Velilerin eğitim sürecinde daha bilinçli bir rol üstlenmesi ve öğretmenlere destek olması, öğrencinin gelişimini pozitif yönde etkiler. Ancak bazı veliler, çocuklarına fazla müdahale ederek ya da öğretmeni sürekli eleştirerek öğrencinin öğretmene olan saygısını azaltmakta ve eğitim sürecini olumsuz yönde etkilemektedir. Bu gibi durumlar, öğrenci-veli-öğretmen üçgeninde iş birliğinin sağlanamamasıyla sonuçlanır.
Eğitim yönetimindeki liyakat eksikliği, Türkiye’de eğitimcilerin en çok şikâyet ettiği konulardan biridir. Eğitim yöneticilerinin, eğitim süreçlerini destekleme, okul içi ortamı iyileştirme ve öğretmenlerin mesleki gelişimlerini destekleme konusunda bilgi ve tecrübe sahibi olması beklenir. Ancak bazı yönetici pozisyonlarına liyakate dayalı değil, siyasi veya kişisel bağlantılarla atamalar yapılmaktadır. Bu durumda, yetersiz veya deneyimsiz yöneticiler öğretmenlerin mesleki tatminini düşürmekte, karar alma süreçlerini olumsuz etkileyerek eğitim kalitesine zarar vermektedir.

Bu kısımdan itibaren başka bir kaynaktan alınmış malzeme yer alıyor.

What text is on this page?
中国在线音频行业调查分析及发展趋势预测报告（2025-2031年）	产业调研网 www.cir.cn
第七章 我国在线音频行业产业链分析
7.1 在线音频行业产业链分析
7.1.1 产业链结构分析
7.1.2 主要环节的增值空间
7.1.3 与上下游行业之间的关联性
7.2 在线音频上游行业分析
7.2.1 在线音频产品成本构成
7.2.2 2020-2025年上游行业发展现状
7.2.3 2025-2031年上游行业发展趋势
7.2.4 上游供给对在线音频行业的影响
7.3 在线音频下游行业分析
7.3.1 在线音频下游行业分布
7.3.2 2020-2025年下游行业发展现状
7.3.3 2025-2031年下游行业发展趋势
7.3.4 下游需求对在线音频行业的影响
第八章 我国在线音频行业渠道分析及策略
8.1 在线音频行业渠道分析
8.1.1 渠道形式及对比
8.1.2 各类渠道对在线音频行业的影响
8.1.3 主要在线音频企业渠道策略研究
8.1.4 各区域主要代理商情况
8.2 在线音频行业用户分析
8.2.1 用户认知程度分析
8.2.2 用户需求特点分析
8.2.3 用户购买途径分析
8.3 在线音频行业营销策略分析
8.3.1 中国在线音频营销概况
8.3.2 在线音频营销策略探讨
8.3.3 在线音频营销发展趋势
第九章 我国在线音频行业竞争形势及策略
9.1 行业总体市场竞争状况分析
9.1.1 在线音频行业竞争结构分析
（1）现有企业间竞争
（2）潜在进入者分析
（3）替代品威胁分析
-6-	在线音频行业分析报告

Liyakat sahibi olmayan yöneticiler, öğretmenlerin taleplerine ve sorunlarına duyarsız kalmakta, eğitim ortamının gelişimi için yeterli desteği sağlayamamaktadır. Bu durum, öğretmenlerin mesleklerine olan inancını zayıflatmakta ve motivasyon kaybına yol açmaktadır. Ayrıca, liyakatsiz yöneticilerle çalışmak, öğretmenlerin mesleki gelişimlerini sekteye uğratır ve öğrencilerin alacağı eğitimi doğrudan olumsuz yönde etkiler. Eğitim sisteminde liyakate dayalı bir yönetim anlayışının yerleşmesi, hem öğretmenlerin hem de öğrencilerin eğitim sürecinden daha verimli bir şekilde yararlanmasını sağlayacaktır.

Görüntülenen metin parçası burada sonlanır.